L’esquisse ci-dessous fait donc abstraction des conséquences de cette épidémie, qui pourraient être encore plus catastrophiques qu’on ne l’imagine, elle ne considère que deux catégories de tendances décisives, géopolitique et économique, qui se sont dégagées au cours des vingt dernières années sur l’évolution des rapports de force entre les deux plus grandes puissances économiques mondiales qui s’opposent sous nos yeux dans de vives hostilités d’apparence commerciales mais profondément géostratégiques ; elle se donne alors le but de fixer les idées ou plutôt de proposer un éclairage qui se veut original sur les perspectives de la transition qui s’annonce et les performances époustouflantes de l’Empire du Milieu qui émiettent et dissolvent ce qui est aujourd’hui l’objet d’une ferme croyance ou de préjugés fortement établis sur l’hyper puissance américaine, mais il faudrait se référer auparavant à l’actualité comme point de départ pour mettre en évidence la trame de ce propos : Selon une dépêche d’avant-hier, le président Donald Trump venait de réitérer sa menace de rompre toute relation avec la Chine après avoir annoncé sa sortie complète (militaire et civile) de l’Accord sur le nucléaire iranien.

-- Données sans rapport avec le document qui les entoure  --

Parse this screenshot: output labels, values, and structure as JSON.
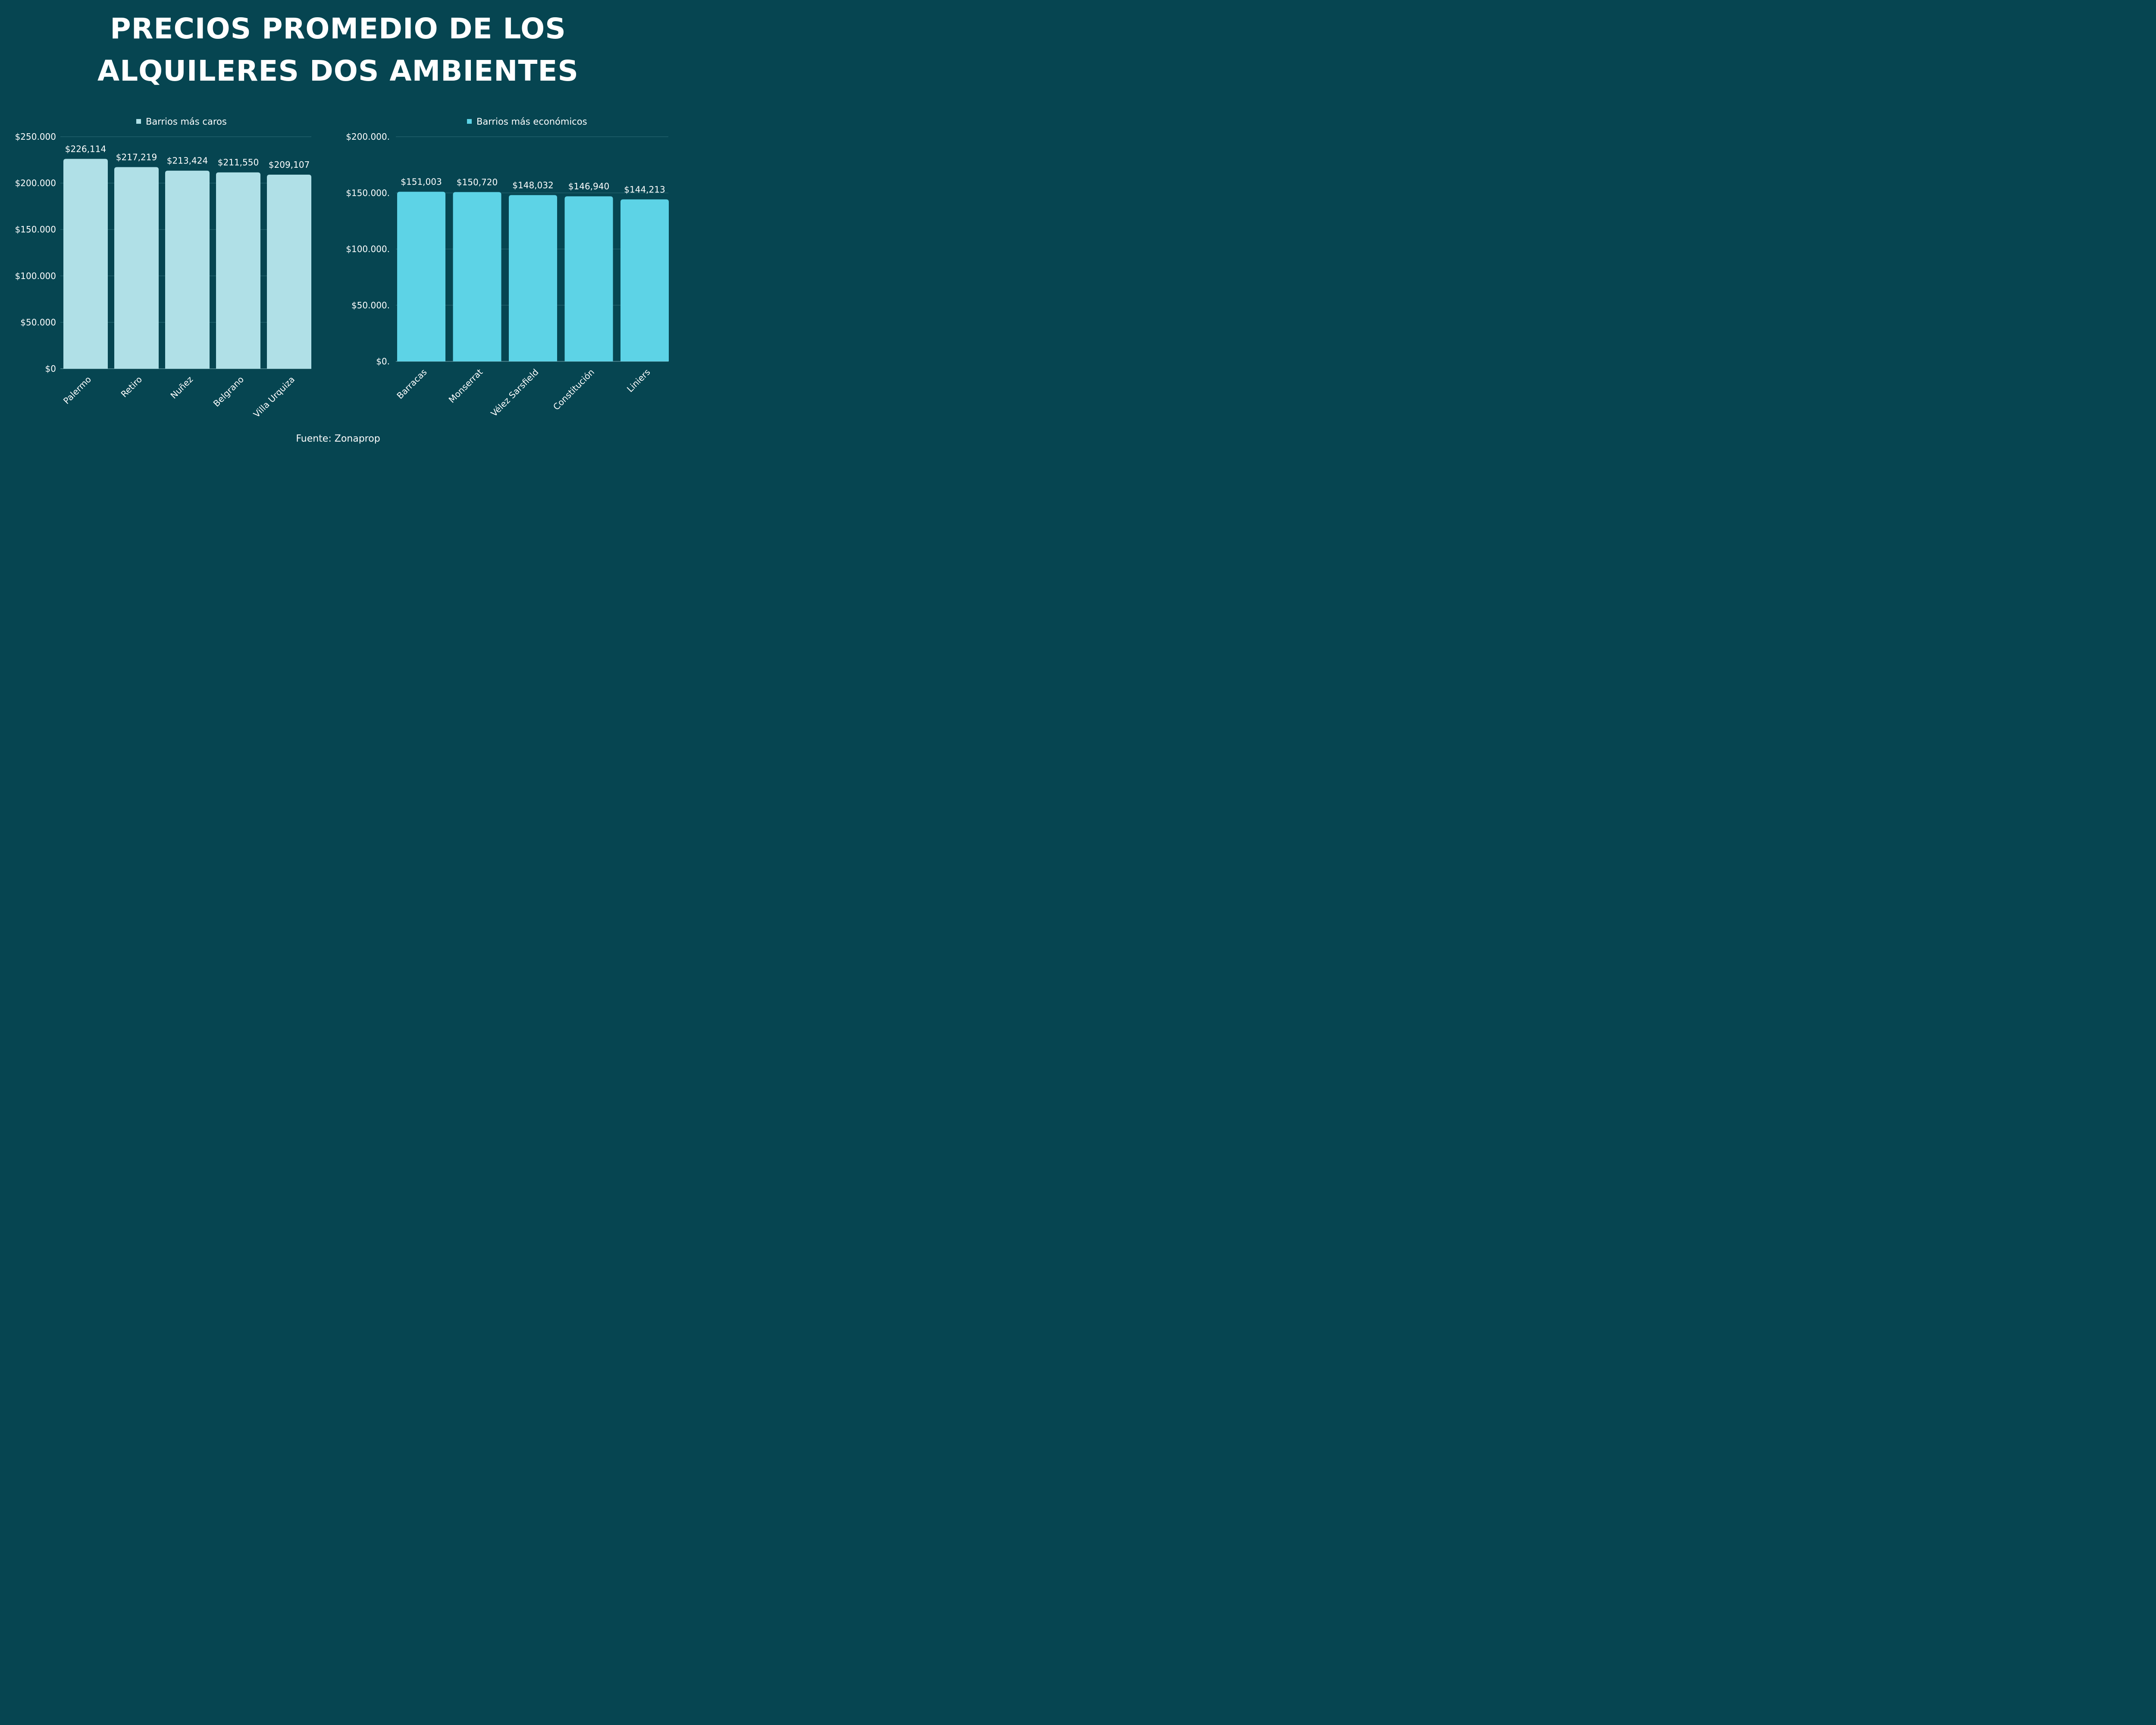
{
  "title": {
    "line1": "PRECIOS PROMEDIO DE LOS",
    "line2": "ALQUILERES DOS AMBIENTES"
  },
  "source": "Fuente: Zonaprop",
  "chart_data": [
    {
      "type": "bar",
      "legend_position": "top-center",
      "grid": true,
      "categories": [
        "Palermo",
        "Retiro",
        "Nuñez",
        "Belgrano",
        "Villa Urquiza"
      ],
      "series": [
        {
          "name": "Barrios más caros",
          "color": "#b0e0e7",
          "values": [
            226114,
            217219,
            213424,
            211550,
            209107
          ],
          "labels": [
            "$226,114",
            "$217,219",
            "$213,424",
            "$211,550",
            "$209,107"
          ]
        }
      ],
      "ylim": [
        0,
        250000
      ],
      "yticks": [
        0,
        50000,
        100000,
        150000,
        200000,
        250000
      ],
      "ytick_labels": [
        "$0",
        "$50.000",
        "$100.000",
        "$150.000",
        "$200.000",
        "$250.000"
      ]
    },
    {
      "type": "bar",
      "legend_position": "top-center",
      "grid": true,
      "categories": [
        "Barracas",
        "Monserrat",
        "Vélez Sarsfield",
        "Constitución",
        "Liniers"
      ],
      "series": [
        {
          "name": "Barrios más económicos",
          "color": "#5dd3e6",
          "values": [
            151003,
            150720,
            148032,
            146940,
            144213
          ],
          "labels": [
            "$151,003",
            "$150,720",
            "$148,032",
            "$146,940",
            "$144,213"
          ]
        }
      ],
      "ylim": [
        0,
        200000
      ],
      "yticks": [
        0,
        50000,
        100000,
        150000,
        200000
      ],
      "ytick_labels": [
        "$0.",
        "$50.000.",
        "$100.000.",
        "$150.000.",
        "$200.000."
      ]
    }
  ]
}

On sait toutefois que ces déclarations étaient destinées en premier aux électeurs américains pour leur faire croire que la Chine était seule responsable de la pandémie du coronavirus qui ne cesse de se propager dans le pays et que l’Iran était l’éternel ennemi avec qui on ne peut se mettre d’accord ; comme pour dire qu’une fois réélu, il serait prêt à en découdre ou à remettre ces deux pays à leur place.
On sait encore que c’est la même rhétorique qui se transforme habituellement en envolées martiales à la veille de chaque élection présidentielle, où les différents candidats pointent du doigt le même supposé ennemi extérieur qui serait une menace à la sécurité des Etats-Unis, si bien que cette cible commune finisse par devenir la pièce maîtresse ou le principal thème de la campagne.
(A suivre)
(1) Le royaume Inmuden, nommé par les romains la Numidie pour désigner ce puissant royaume berbère qui couvrait un vaste territoire s’étendant sur les plus grandes parties des pays du grand Maghreb d’aujourd’hui, était constitué de farouches tribus guerrières dont l’ensemble s’appelait les numides ou Inumiden en berbère qui se prononce sans doute In’maden comme le nom d’une tribu de chez nous dans la région de Néma
(2) Bilan de la pandémie aux Etats-Unis, à ce jour : près de 2 000 000 de cas et plus de 100 000 morts. Le record mondial.